GARUT, iNews.id – Terbitnya Surat Edaran (SE) dari Kementerian Pendayagunaan Aparatur Negara dan Reformasi Birokrasi (Kemenpan RB) Republik Indonesia (RI) Nomor : B/185/M.SM.02.03/2022 tentang Status Kepegawaian di Lingkungan Instansi Pemerintah Pusat dan Pemerintah Daerah.
Tenaga Harian Lepas (THL) Pengendalian Organisme Pengganggu Tumbuhan (POPT) Kabupaten Garut, harapkan Pemerintah Provinsi Jawa Barat (Jabar) berikan solusi atau sebuah dobrakan agar petugas Non Aparatur Sipil Negara (ASN) tidak jadi dihapuskan pada tahun 2023, namun berharap adanya alih jenjang menjadi Pegawai Pemerintah dengan Perjanjian Kerja (PPPK) atau ASN di tahun mendatang.
Saat dikonfirmasi secara langsung oleh wartawan seusai kegiatan Gerakan Pengendalian (Gerdal) komoditas cabai di Kecamatan Pasirwangi, Sabtu (11/6/2022) kemarin, salah satu petugas POPT Kabupaten Garut, Dimas Sopyan Putra menyampaikan, POPT merupakan ujung tombak mitigasi bencana pada sektor pertanian akibat dampak perubahan iklim dan pengendali serangan hama serta penyakit pada tanaman.
"Dalam sejarah tercatat, Indonesia pernah beberapa kali mulai tahun 1974 hasil padi menurun drastis akibat serangan wereng (hama tanaman), hal ini merupakan pelajaran dan pengalaman mahal untuk kedaulatan pangan," jelasnya, Sabtu (11/6/2022).
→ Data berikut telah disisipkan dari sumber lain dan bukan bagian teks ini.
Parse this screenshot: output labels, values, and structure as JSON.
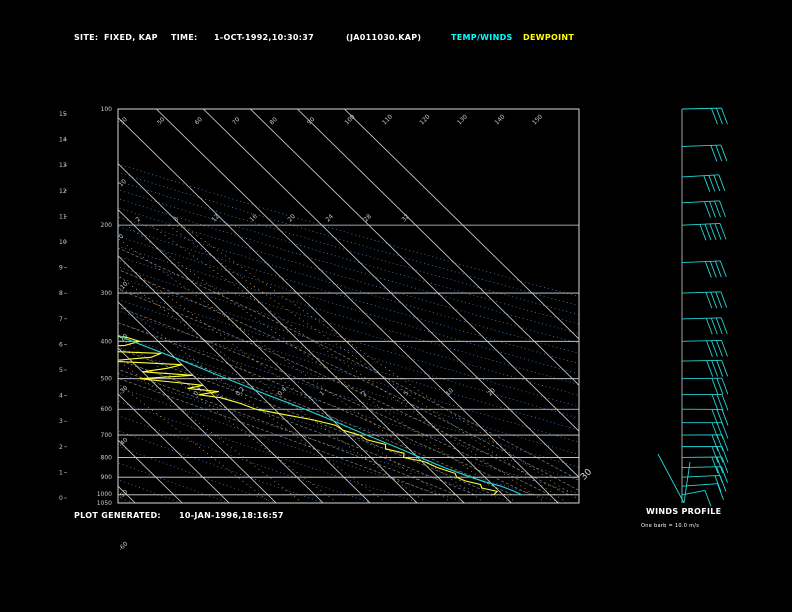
{
  "header": {
    "site_label": "SITE:",
    "site_value": "FIXED, KAP",
    "time_label": "TIME:",
    "time_value": "1-OCT-1992,10:30:37",
    "file": "(JA011030.KAP)",
    "legend_temp": "TEMP/WINDS",
    "legend_dew": "DEWPOINT"
  },
  "footer": {
    "plot_label": "PLOT GENERATED:",
    "plot_value": "10-JAN-1996,18:16:57",
    "winds_title": "WINDS PROFILE",
    "winds_note": "One barb = 10.0 m/s"
  },
  "colors": {
    "temp": "#22d6d6",
    "dew": "#ffff33",
    "header_temp": "#00ffff",
    "header_dew": "#ffff00",
    "isotherm": "#d8d8d8",
    "pressure_line": "#d8d8d8",
    "mixing_ratio": "#e0a860",
    "moist_adiabat": "#808080",
    "dry_adiabat": "#4a8fd8"
  },
  "chart_data": {
    "type": "line",
    "pressure_levels": [
      100,
      200,
      300,
      400,
      500,
      600,
      700,
      800,
      900,
      1000,
      1050
    ],
    "pressure_tick_labels": [
      "100",
      "200",
      "300",
      "400",
      "500",
      "600",
      "700",
      "800",
      "900",
      "1000",
      "1050"
    ],
    "height_ticks": [
      "0",
      "1",
      "2",
      "3",
      "4",
      "5",
      "6",
      "7",
      "8",
      "9",
      "10",
      "11",
      "12",
      "13",
      "14",
      "15"
    ],
    "temp_top_labels": [
      "-110",
      "-100",
      "-90",
      "-80",
      "-70",
      "-60",
      "-50",
      "-40"
    ],
    "temp_right_labels": [
      "-30",
      "-20",
      "-10",
      "0",
      "10",
      "20",
      "30"
    ],
    "dry_adiabat_labels": [
      "30",
      "50",
      "60",
      "70",
      "80",
      "90",
      "100",
      "110",
      "120",
      "130",
      "140",
      "150",
      "10",
      "0",
      "-10",
      "-20",
      "-30",
      "-40",
      "-50",
      "-60"
    ],
    "mixing_ratio_labels": [
      "2",
      "8",
      "12",
      "16",
      "20",
      "24",
      "28",
      "32"
    ],
    "moist_labels": [
      "0.1",
      "0.2",
      "0.4",
      "1",
      "2",
      "5",
      "10",
      "20"
    ],
    "temperature": {
      "p": [
        1000,
        975,
        950,
        925,
        900,
        850,
        800,
        750,
        700,
        650,
        600,
        550,
        500,
        450,
        400,
        350,
        300,
        250,
        200,
        175,
        150,
        135,
        125,
        110,
        100
      ],
      "t": [
        14,
        13,
        11.5,
        9,
        7,
        3.5,
        0.5,
        -2.5,
        -6,
        -9.5,
        -13.5,
        -18.5,
        -23.5,
        -29,
        -35.5,
        -42,
        -49.5,
        -54,
        -56,
        -56.5,
        -58.5,
        -63,
        -67,
        -70,
        -72
      ]
    },
    "dewpoint": {
      "p": [
        1000,
        980,
        960,
        940,
        920,
        900,
        880,
        850,
        820,
        800,
        780,
        760,
        740,
        720,
        700,
        680,
        660,
        640,
        620,
        600,
        580,
        560,
        550,
        540,
        530,
        520,
        510,
        500,
        490,
        480,
        470,
        460,
        450,
        440,
        430,
        420,
        410,
        400,
        390,
        380,
        370,
        360,
        350,
        340,
        330,
        320,
        310,
        300,
        290,
        280,
        270,
        260,
        250,
        240,
        230,
        220,
        210,
        200,
        180,
        160,
        150,
        140,
        130,
        120,
        110,
        100
      ],
      "td": [
        8,
        9.5,
        7,
        7.5,
        5,
        4,
        4.5,
        2,
        0.5,
        -3,
        -2,
        -5,
        -4,
        -7,
        -7.5,
        -10,
        -10.5,
        -14,
        -19,
        -24,
        -26,
        -29,
        -33,
        -28,
        -34,
        -30,
        -36,
        -42,
        -30,
        -40,
        -34,
        -30,
        -45,
        -35,
        -32,
        -52,
        -38,
        -34,
        -36,
        -50,
        -52,
        -44,
        -60,
        -49,
        -53,
        -63,
        -58,
        -55,
        -62,
        -57,
        -62,
        -58,
        -60,
        -57,
        -59,
        -55,
        -59,
        -62,
        -66,
        -73,
        -79,
        -80,
        -80,
        -79,
        -78,
        -77
      ]
    },
    "winds": {
      "p": [
        1000,
        950,
        900,
        850,
        800,
        750,
        700,
        650,
        600,
        550,
        500,
        450,
        400,
        350,
        300,
        250,
        200,
        175,
        150,
        125,
        100
      ],
      "dir": [
        330,
        300,
        290,
        280,
        275,
        270,
        272,
        270,
        268,
        272,
        275,
        278,
        280,
        282,
        285,
        288,
        290,
        292,
        295,
        285,
        280
      ],
      "spd": [
        5,
        10,
        15,
        20,
        25,
        25,
        30,
        30,
        30,
        30,
        30,
        35,
        35,
        35,
        35,
        40,
        45,
        40,
        35,
        30,
        30
      ]
    }
  }
}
Lebih lanjut, ia menerangkan, seiring peningkatan jumlah penduduk, dimasa sekarang permasalahan ketahanan pangan nasional tidak terpaku pada kuantitas produksi saja, namun kualitas dari produk pertanian yang ramah lingkungan dan aman konsumsi bagi masyarakat Indonesia menjadi tantangan baru yang lebih berat.
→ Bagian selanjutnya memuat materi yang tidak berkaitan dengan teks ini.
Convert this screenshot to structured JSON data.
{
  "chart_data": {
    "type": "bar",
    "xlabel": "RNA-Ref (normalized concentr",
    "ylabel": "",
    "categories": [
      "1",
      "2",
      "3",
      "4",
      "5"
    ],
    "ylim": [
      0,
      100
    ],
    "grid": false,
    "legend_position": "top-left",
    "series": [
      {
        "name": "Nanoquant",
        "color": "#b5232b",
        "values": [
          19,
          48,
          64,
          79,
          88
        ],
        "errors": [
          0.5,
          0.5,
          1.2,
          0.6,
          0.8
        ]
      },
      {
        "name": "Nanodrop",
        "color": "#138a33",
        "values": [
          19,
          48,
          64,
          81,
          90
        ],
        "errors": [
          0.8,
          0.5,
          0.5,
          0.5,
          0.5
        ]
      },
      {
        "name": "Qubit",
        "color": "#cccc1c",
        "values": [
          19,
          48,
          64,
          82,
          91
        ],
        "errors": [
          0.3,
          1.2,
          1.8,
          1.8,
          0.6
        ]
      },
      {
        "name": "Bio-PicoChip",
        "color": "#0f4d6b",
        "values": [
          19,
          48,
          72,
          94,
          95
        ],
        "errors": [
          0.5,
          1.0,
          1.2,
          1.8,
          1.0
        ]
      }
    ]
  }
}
"Tugas ini menjadi bagian dari peran POPT di lapangan," ujar Dimas.
Kemudian, ia mengatakan, ancaman tidak terpenuhinya hasil pertanian nasional baik dari segi produksi maupun kualitas akibat perubahan iklim semakin meningkat, jikalau petugas POPT tidak mencukupi di lapangan.
"Di Provinsi Jabar, sebagian besar petugas POPT merupakan petugas Non ASN atau honorer, yang mana sudah muncul SE dari Kemenpan RB RI terkait harus dihapuskannya non ASN pada tahun 2023," imbuhnya.
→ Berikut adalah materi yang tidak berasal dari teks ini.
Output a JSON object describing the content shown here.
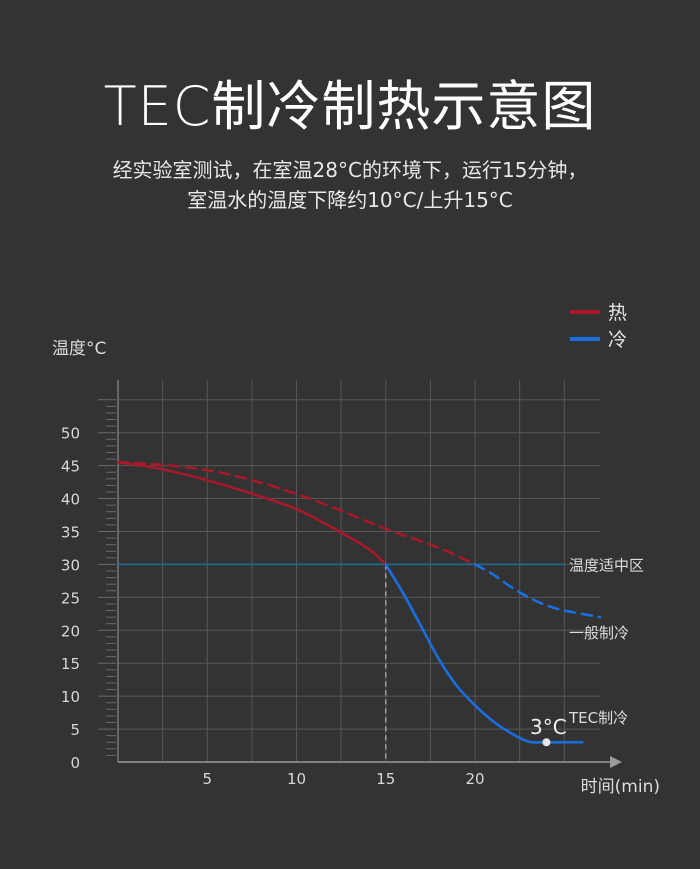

Menurutnya, bersasarkan Peraturan Menteri Pertanian Nomor : 80/Permentan/OT.140/12/2012 tentang Pedoman Formasi Jabatan Fungsional Pengendali Organisme Pengganggu Tumbuhan, minimal petugas POPT di lapangan terisi oleh satu orang petugas, atau dengan kata lain minimal ada 627 petugas POPT di lapangan.
"Faktanya jumlah petugas POPT hanya akan tersisa 70 orang ASN di Jawa Barat apabila non ASN ditiadakan. Jumlah ini tentu sangat jauh dari kondisi ideal yang disyaratkan peraturan tersebut," tutur Dimas.
Ia menyebutkan, pada tahun 2023 mendatang, kekurangan petugas POPT mencapai 557 orang, yang mana dapat diisi oleh tenaga POPT yang sudah berpengalaman di lapangan serta memiliki kapasitas keilmuan di bidang mitigasi dan pengendalian OPT.
"Tenaga non ASN POPT Jabar memiliki pengalaman hampir 10 tahun dan telah di jejali pengetahuan serta keahlian pada berbagai pelatihan oleh pemerintah. Hal ini merupakan aset berharga yang tidak boleh hilang dalam menjaga Produk Domestik Regional Bruto (PDRB) pangan serta ketahanan pangan yang berdaulat di Indonesia," terangnya.
Terakhir, pihaknya mewakili khusus untuk seluruh petugas POPT Kabupaten Garut, mengharapkan petugas non ASN POPT di Jabar agar tidak dirumahkan terkait SE Kemenpan RB RI dan dialih statuskan untuk menjadi ASN ditahun 2023.